CoreWeave's cloud is 40-60% more efficient than hyperscalers on a workload adjusted basis.
Trillion dollar companies like hyperscalers have the budget and personnel to offer AI, but it requires foundational changes in their business.
It would take years for hyperscalers to catch up to CoreWeave's market share and product differentiation.
CoreWeave started in Ethereum mining but pivoted into the AI space due to lack of competitive advantage in mining.

Challenges in Repurposing Crypto GPUs for AI Workloads

40:25 - 47:27

There is no moat or advantage that could be created relative to competitors.
Producing own chips could provide an advantage, but it was not pursued.
GPU compute was explored as a way to develop uncorrelated optionality into multiple high growth markets.
The company aimed for 100% utilization rate across infrastructure by switching between AI workloads and cryptocurrency mining.
Ethereum mining effectively ended in Q3 of 2022.
Running a CSP (Cloud Service Provider) is complex, requiring software development and enterprise-grade GPU chip sets.
Retail grade GPUs used for crypto mining are not suitable for enterprise-grade workloads.
Enterprise-grade workloads require low failure rates and continuous operation, which retail grade GPUs cannot provide.
Data centers used by crypto miners are not compatible with the requirements of enterprise AI workloads.
Repurposing crypto GPUs for enterprise AI workloads is challenging and requires expertise in converting data centers from tier zero/tier one to tier three/tier four.
Estimates suggest only a small percentage (5-15%) of crypto GPUs can be repurposed.
Access to chips requires building relationships with suppliers like Nvidia and maintaining long-term commitments.
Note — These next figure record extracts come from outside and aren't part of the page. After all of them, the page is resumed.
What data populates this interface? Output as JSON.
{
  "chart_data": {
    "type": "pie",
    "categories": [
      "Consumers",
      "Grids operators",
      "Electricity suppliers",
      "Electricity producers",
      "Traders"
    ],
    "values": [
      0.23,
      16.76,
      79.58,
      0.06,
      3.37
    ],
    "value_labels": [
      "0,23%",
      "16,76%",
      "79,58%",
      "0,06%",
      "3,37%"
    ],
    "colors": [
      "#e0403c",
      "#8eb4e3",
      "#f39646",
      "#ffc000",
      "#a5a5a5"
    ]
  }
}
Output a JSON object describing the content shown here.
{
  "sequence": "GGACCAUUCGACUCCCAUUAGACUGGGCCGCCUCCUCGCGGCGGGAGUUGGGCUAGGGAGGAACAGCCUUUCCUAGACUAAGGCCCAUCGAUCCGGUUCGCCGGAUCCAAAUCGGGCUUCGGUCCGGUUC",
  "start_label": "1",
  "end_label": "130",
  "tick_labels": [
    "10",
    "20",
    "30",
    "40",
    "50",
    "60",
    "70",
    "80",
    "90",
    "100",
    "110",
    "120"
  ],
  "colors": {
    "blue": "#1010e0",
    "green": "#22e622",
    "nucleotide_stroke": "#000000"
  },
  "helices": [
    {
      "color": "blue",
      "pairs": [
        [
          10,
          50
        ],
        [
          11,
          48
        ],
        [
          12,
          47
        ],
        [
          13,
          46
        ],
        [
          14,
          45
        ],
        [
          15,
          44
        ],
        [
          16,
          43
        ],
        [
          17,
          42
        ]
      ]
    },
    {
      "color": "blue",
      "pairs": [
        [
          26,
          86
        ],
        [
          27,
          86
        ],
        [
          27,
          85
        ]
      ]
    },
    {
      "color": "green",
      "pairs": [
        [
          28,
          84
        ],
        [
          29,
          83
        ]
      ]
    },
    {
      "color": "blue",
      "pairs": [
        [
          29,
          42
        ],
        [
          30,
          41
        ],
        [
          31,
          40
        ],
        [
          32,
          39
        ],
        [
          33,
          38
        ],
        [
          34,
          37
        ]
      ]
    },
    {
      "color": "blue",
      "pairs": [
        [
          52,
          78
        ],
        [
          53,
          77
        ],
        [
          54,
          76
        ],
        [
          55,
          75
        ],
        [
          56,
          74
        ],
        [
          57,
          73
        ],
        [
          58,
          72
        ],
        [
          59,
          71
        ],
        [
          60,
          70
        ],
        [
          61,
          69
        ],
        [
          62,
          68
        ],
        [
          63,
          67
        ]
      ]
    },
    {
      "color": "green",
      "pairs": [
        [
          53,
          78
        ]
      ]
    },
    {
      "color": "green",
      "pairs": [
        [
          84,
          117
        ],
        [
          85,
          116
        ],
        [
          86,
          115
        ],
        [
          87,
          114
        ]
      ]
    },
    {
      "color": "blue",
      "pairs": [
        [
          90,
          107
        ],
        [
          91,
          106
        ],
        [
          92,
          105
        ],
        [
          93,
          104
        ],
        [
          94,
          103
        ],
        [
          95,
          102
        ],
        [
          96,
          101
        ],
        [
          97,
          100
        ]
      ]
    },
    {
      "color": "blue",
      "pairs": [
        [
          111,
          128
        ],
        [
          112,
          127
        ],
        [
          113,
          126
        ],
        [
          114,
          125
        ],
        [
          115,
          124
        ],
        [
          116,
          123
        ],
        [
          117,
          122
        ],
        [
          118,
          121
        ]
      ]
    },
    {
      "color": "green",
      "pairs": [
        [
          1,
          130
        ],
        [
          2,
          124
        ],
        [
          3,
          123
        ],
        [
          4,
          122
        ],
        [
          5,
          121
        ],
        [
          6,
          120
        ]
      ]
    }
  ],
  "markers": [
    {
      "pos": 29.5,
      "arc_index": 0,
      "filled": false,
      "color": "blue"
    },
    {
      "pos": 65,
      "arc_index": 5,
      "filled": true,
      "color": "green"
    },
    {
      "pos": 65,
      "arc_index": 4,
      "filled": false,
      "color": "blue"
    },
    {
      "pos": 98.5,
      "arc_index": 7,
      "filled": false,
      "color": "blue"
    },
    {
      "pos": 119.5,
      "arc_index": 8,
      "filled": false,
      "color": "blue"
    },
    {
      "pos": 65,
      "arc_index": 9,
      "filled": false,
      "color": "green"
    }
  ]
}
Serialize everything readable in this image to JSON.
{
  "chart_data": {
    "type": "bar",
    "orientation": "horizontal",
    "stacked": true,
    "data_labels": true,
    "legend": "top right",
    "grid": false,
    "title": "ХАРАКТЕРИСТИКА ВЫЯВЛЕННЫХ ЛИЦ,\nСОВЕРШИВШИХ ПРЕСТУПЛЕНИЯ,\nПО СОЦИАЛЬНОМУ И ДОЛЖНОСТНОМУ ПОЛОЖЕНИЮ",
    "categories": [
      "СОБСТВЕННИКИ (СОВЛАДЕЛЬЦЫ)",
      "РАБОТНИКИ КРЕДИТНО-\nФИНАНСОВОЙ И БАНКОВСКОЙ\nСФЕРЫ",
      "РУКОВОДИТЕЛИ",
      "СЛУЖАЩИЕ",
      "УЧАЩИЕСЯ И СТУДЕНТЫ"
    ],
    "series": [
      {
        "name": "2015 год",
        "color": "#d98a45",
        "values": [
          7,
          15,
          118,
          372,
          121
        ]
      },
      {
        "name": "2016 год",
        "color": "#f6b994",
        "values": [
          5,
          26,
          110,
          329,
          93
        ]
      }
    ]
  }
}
Challenges in Meeting Demand and Supply Chain

46:59 - 54:21

The supply chain for accessing chips has become increasingly challenging, requiring long-term relationships and planning.
NVIDIA is fully allocated and unable to fulfill additional compute chip requests.
Building a GPU cluster now requires significant lead time, with Q1 and Q2 already booked up.
Critical components need to be ordered ahead of time to reduce infrastructure build time.
The pace of demand growth has caught everyone by surprise, making it difficult for infrastructure to keep up.

Uncertainty and Questions about AI Boom

54:01 - 57:37

The ease with which traditional cloud providers or data center providers can switch to different types of connectors and power is not trivial.
The big question is how quickly other hyperscalers can adapt and how big a moat Nvidia can build around this business.
There is uncertainty about whether companies building AI models will make money, which raises questions about the longevity of the AI boom.
Tech companies should make money, but the monetization of AI products may be trickier than expected.